Certains électeurs préféreront s'abstenir plutôt que de déléguer leur vote à une personne en qui ils n'ont pas entièrement confiance.

Ainsi, en supprimant l'obligation d'inscription sur les listes électorales de la même commune et en relevant à deux le nombre de procurations par mandataire, on offre au mandant la possibilité de choisir comme mandataire la personne de son choix.

Le troisième axe de cette proposition de loi est l'établissement en mairie des procurations.

Actuellement, les procurations doivent être établies au tribunal d'instance, au commissariat de police ou à la brigade de gendarmerie. Nous avons décidé de substituer la mairie à ces lieux.

Il s'avère qu'aujourd'hui – cela a été rappelé par notre rapporteur – les électeurs se tournent déjà spontanément, mais à tort, vers leur mairie pour donner une procuration. La confusion se justifie par le fait que les inscriptions sur les listes électorales ont lieu en mairie; que les cartes électorales sont établies par le maire et que les bureaux de vote sont présidés par les maires, les adjoints et les conseillers municipaux. En outre, à ce jour, nous ne connaissons pas de suppressions de mairies, alors que nous avons des suppressions de gendarmeries. Cette évolution irait donc dans le bon sens et garantirait davantage de proximité pour bon nombre de citoyens.

Quant à l'administration, il me semble que, au vu de l'encombrement des tribunaux et des difficultés de fonctionnement des commissariats et des gendarmeries à la suite de la révision générale des politiques publiques, cette réforme allégerait considérablement leurs charges.

Je pense également aux petites communes en milieu rural et en zone de montagne, par exemple celles du département de l'Ariège. Cent quinze des 332 communes de l'Ariège comptent moins de 100 habitants, et elles sont bien souvent éloignées d'une gendarmerie, et encore plus d'un tribunal ou d'un commissariat. De plus, ces derniers mois, le Gouvernement a supprimé trois gendarmeries dans le département et la pérennité de l'existence d'un commissariat suscite les plus vives inquiétudes.

Certains cantons sont ainsi orphelins de gendarmerie, donc d'un lieu d'établissement de procurations.

En zone de montagne, ce sont parfois plus de trente ou quarante kilomètres qui séparent les communes d'un lieu d'établissement de procurations. Je rappelle qu'il s'agit de routes de montagne, parfois enneigées. L'an dernier, au mois de mai, l'Ariège subissait ainsi les assauts d'une dernière vague neigeuse et, pendant plusieurs jours, un certain nombre de communes sont restées isolées. Cette réalité s'ajoute à celle du parcours du combattant de l'établissement d'une procuration dont se plaignent nos compatriotes à toutes les élections.

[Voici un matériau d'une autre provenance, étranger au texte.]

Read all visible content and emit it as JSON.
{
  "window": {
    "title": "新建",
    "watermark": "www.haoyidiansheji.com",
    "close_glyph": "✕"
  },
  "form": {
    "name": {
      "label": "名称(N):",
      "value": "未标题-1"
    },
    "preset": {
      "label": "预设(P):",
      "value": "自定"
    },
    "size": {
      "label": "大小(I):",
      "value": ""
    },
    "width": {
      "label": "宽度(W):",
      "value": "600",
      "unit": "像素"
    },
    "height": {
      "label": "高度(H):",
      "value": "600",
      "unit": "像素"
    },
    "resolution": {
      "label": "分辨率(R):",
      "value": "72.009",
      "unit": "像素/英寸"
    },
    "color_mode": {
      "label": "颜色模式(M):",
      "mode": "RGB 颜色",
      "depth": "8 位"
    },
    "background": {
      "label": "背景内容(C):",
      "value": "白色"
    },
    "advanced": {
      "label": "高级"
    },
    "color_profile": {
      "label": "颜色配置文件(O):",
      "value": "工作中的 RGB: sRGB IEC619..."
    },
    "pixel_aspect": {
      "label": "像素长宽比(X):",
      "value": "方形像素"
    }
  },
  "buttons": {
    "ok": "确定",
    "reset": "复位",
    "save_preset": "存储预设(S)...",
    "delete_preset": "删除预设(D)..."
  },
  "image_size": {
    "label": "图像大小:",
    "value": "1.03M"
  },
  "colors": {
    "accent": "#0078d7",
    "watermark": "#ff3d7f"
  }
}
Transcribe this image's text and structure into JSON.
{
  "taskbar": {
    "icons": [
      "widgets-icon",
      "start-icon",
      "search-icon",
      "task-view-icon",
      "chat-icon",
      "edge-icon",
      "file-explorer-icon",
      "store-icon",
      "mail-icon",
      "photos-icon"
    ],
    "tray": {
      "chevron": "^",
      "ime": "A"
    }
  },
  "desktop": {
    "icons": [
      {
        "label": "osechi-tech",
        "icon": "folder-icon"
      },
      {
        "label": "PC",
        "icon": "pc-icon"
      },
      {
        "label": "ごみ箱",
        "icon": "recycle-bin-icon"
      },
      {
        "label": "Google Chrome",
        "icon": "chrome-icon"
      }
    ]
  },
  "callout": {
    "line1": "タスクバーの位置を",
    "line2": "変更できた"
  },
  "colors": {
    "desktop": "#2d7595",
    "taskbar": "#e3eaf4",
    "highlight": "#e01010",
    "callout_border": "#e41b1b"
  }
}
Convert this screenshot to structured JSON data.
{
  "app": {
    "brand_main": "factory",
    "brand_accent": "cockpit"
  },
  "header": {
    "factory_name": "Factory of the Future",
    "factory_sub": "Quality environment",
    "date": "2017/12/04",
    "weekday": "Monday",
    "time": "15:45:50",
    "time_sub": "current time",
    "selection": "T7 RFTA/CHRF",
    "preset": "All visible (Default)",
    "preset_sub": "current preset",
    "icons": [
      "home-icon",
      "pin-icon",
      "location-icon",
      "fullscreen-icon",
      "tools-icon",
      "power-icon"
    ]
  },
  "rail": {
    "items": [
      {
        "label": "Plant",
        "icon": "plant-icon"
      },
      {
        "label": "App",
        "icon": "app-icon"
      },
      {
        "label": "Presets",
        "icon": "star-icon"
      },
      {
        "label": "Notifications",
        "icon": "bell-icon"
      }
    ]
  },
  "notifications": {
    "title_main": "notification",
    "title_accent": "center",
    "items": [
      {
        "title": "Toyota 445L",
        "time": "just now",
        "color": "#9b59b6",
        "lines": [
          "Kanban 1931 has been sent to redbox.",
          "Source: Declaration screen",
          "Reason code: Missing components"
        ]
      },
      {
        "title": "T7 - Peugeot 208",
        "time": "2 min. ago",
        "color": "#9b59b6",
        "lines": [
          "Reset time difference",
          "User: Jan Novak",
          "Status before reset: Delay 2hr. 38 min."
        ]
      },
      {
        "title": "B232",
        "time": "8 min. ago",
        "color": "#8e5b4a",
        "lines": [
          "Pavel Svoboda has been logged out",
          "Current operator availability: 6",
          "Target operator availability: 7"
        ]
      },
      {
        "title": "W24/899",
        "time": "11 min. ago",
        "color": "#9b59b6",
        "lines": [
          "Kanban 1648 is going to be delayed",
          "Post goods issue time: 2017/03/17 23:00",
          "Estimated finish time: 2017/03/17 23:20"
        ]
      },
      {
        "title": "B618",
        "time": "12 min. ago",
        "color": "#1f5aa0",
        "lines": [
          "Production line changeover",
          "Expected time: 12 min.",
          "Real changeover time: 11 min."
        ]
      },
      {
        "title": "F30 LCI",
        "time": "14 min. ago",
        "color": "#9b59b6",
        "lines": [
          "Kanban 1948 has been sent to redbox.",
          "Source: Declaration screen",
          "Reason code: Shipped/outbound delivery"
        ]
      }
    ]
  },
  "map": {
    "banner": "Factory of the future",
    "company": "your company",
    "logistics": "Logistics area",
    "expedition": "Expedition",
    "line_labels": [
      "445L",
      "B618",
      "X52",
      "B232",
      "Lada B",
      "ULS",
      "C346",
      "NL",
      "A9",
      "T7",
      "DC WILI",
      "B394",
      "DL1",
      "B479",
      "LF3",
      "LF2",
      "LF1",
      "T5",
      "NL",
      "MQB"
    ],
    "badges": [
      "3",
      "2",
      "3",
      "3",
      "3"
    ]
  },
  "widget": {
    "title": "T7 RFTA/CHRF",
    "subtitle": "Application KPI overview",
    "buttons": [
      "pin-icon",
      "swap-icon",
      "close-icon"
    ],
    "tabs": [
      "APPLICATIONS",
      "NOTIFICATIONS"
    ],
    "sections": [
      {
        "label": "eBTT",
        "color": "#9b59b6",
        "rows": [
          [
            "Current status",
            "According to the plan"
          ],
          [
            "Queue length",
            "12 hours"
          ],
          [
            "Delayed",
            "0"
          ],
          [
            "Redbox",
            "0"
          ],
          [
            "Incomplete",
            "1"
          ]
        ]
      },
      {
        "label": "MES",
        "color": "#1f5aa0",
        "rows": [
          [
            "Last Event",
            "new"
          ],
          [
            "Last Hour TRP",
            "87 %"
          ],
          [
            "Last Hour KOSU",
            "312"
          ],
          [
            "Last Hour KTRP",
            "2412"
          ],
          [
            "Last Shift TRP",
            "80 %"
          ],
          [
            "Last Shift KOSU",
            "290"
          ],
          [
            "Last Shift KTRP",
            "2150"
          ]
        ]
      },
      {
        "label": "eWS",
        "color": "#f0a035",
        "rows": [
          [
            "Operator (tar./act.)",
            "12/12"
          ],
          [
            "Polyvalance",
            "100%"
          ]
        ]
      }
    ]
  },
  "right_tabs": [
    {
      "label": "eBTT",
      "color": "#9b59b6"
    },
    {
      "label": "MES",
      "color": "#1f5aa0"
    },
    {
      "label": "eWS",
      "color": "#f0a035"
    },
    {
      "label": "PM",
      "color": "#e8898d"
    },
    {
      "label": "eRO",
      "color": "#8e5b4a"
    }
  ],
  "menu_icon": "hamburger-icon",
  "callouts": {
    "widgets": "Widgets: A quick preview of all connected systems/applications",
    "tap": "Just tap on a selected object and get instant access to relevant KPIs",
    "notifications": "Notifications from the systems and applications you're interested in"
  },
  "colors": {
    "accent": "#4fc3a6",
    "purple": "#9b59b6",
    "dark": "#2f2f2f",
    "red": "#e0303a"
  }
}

Mes chers collègues, le texte que nous vous proposons aujourd'hui, admirablement géré par notre collègue Bernard Roman, va dans le bon sens et transcende les clivages politiques classiques. Il correspond aux évolutions de notre société et contribue à endiguer le phénomène rampant de l'abstention. Refuser de soutenir cette proposition de loi, c'est refuser de participer à une démarche en faveur de la citoyenneté.

C'est pourquoi, nous vous demandons aujourd'hui de nous accompagner dans cette démarche et de soutenir cette initiative. (Applaudissements sur les bancs du groupe SRC.)